Since 2014, Israeli companies and startups in the food and agriculture tech (agtech) sectors have raised $759 million in capital funds across some 250 deals, according to a new report released this week by Start-Up Nation Central (SNC) and AgFunder, tracking investments and exits in the industry.
Israel is currently home to some 700 startups and firms in these industries, the report noted, marking a slight drop from last year’s 750.
The peak year for investments in these sectors was 2017 with $220 million, dropping to $174 million in 2018. In 2017 and 2018, the sub-sector that raised the most funds ($208 million in 52 deals )was farm management software, sensors and IoT, with pest and disease detection and water efficiency tech for crops driving the charge.

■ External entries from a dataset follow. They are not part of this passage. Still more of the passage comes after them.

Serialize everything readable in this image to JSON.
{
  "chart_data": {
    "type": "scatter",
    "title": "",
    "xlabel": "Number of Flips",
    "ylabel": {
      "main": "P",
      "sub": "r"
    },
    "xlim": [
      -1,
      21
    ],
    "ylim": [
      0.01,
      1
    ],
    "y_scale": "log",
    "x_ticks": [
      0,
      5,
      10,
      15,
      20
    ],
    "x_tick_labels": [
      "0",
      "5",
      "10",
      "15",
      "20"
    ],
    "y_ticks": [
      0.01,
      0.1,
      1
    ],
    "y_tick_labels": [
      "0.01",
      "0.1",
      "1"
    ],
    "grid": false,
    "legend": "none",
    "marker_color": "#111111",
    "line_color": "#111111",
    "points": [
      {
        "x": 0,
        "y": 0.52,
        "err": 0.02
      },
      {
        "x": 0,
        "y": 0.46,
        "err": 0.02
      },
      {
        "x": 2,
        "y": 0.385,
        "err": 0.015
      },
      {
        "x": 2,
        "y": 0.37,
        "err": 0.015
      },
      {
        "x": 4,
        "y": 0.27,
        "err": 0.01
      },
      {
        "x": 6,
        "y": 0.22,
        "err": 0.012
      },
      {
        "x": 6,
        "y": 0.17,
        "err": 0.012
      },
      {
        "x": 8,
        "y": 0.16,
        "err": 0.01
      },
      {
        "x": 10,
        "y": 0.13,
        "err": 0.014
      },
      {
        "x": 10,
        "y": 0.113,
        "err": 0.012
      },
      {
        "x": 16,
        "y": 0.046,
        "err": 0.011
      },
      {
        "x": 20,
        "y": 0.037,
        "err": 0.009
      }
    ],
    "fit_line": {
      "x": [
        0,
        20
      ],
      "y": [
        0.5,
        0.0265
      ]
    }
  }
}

“Startups offering advanced imagery tech and complex systems of sensors drew the largest investments including Taranis, Prospera, SeeTree, FieldIn, Phytech, Saturas, SupPlant, and CropX,” the report noted.
Ag biotechnology followed suit with $148 million in funds over 59 deals, included “AI identification of inputs, algorithm-powered seed breeding, root-based non-GMO breeding, and cures for dairy cows.”
The categories with the most growth in 2017 and 2018 were in-store retail and restaurant tech (including CommonSense Robotics’s $20m Series A), online restaurants and meal kits (including Genie’s $10m Series A), and bioenergy & biomaterials, where three waste transformation startups raised multimillion-dollar early-stage rounds, according to the report.
“A combination of farming background, world-class agronomic institutions, and experience with modern military–grade data, imaging, and aerial technologies drive Israel’s agrifood tech scene. Many company founders grew up on a kibbutz (pioneer farming communes), endowing experience that leads to on-farm solutions tailored for farmer ease-of-use, and to networks for facilitating trials. For these reasons, Israel has naturally had an edge in agricultural innovation – and has produced some of agtech’s most mature and hi-tech farm technologies,” wrote Start-Up Nation Central.